Taksi melaju kencang, melalui kampung-kampung. Dengan segala upaya yang ada Si sopir, berusaha menghindari kemacetan Sudah tak kupikirkan lagi berapa argo itu…

Trid…beri dia kesempatan”. “Tidak!!”. “Teganya kau…walau hayatnya hampir tiba kau tidak memberinya kesempatan terakhir. Setelah itu aku akan kembali padamu.”

Tidak…aku tidak mau. Aku bukan barang bekas.”Telpon terputus.

Akhirnya setelah melalui rute tembusan yang jauh. Aku sudah sampai. 2 jam aku berputar di Jakarta. Entah berapa ratus ribu yang sudah aku keluarkan. Aku tidak peduli.

Namun, semua usahaku sia-sia. Aku terlambat. Mila sudah menghadap yang Diatas terlebih dahulu sebelum aku bertemu dengannya untuk terakhir kali. Dokter keluar dari ruang operasi dengan wajah mendung. “Maaf, kami sudah berusaha…”ucap dokter itu lirih. Air mata mulai menetes di kedua pipiku. “Tidak….tidak…selamatkan Mila dok!!”teriak histeris ibu Mila. “Maaf, bu…kami sudah berusaha dengan sepenuhnya. Namun Yang Diatas berkehendak lain”.

Mila anakku…”ucap ibu itu dengan memasuki ruang operasi.

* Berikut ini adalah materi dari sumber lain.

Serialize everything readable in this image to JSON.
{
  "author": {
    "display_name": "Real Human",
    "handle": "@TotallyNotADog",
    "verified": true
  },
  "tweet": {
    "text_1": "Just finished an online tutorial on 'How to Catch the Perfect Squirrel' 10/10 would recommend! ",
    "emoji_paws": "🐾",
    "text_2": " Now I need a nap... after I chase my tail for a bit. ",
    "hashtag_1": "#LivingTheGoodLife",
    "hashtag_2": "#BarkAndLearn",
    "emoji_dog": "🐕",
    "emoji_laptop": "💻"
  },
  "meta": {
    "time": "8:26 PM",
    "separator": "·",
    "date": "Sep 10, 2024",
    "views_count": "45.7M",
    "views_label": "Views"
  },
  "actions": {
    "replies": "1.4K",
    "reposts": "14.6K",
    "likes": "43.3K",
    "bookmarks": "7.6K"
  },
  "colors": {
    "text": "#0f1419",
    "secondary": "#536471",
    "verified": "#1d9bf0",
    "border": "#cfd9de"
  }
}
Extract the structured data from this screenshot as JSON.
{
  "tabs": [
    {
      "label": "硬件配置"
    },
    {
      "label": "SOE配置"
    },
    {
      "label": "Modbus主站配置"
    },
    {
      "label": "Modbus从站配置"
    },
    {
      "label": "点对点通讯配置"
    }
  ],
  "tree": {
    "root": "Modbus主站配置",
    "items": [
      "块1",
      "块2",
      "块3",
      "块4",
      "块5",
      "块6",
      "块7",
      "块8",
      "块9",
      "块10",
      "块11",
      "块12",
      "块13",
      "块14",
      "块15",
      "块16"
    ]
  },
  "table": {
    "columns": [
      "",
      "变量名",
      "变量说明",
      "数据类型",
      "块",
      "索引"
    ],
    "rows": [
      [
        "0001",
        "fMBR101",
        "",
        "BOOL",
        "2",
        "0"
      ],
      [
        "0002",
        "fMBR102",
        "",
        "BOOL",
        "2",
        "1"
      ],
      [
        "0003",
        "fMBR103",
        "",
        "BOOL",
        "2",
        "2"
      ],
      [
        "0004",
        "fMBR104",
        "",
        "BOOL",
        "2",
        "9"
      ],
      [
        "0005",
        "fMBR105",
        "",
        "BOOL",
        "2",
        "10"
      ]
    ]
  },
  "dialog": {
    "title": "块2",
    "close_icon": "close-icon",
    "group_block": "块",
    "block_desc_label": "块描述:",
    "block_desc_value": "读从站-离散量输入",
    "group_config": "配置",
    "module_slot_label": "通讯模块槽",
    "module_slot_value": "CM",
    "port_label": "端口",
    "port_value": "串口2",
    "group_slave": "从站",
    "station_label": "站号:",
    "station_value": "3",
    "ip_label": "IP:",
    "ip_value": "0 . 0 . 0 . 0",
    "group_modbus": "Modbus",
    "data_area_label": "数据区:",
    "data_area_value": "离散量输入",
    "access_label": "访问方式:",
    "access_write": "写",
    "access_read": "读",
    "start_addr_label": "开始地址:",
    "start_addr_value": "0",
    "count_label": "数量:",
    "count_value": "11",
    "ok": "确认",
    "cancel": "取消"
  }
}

***************************************


Pagi yang cerah, sinar matahari memancarkan sinarnya. Suasana pemakaman Mila dipenuhi para pelayat. “anakku…Mila “ucap ibu Mila dengan penuh sendu sambil memeluk nisan putrinya. Akupun berlutut disamping nisan Mila. “Maafkan aku Mil…”.”Aku bukan seorang sahabat yang baik….”.”Maafkan aku….”ucapku dengan tersungkur ditanah. Seseorang mendekatiku dan ikut berlutut disampingku. “Ini bukan salahmu trid. Semua sudah waktunya”.”Yoga…”ucapku lirih. Aku memeluk Yoga dengan penuh air mata.” Maafkan aku yog…Semua karena aku….”tangisanku pecah dalam pelukkan Yoga. Yoga mendekapku erat. “Trid, Mila ingin kita tetap bersama. Itu pesan terakhirnya…”. Akupun hanya terdiam dalam pelukan Yoga. Hari ini sampai nanti aku tetap mengingatmu sahabatku. Gumamku dlam hati. Aku pun berjalan meninggalkan pemakaman. Namun hatiku akan selalu ingat Mila….Sahabat sejatiku.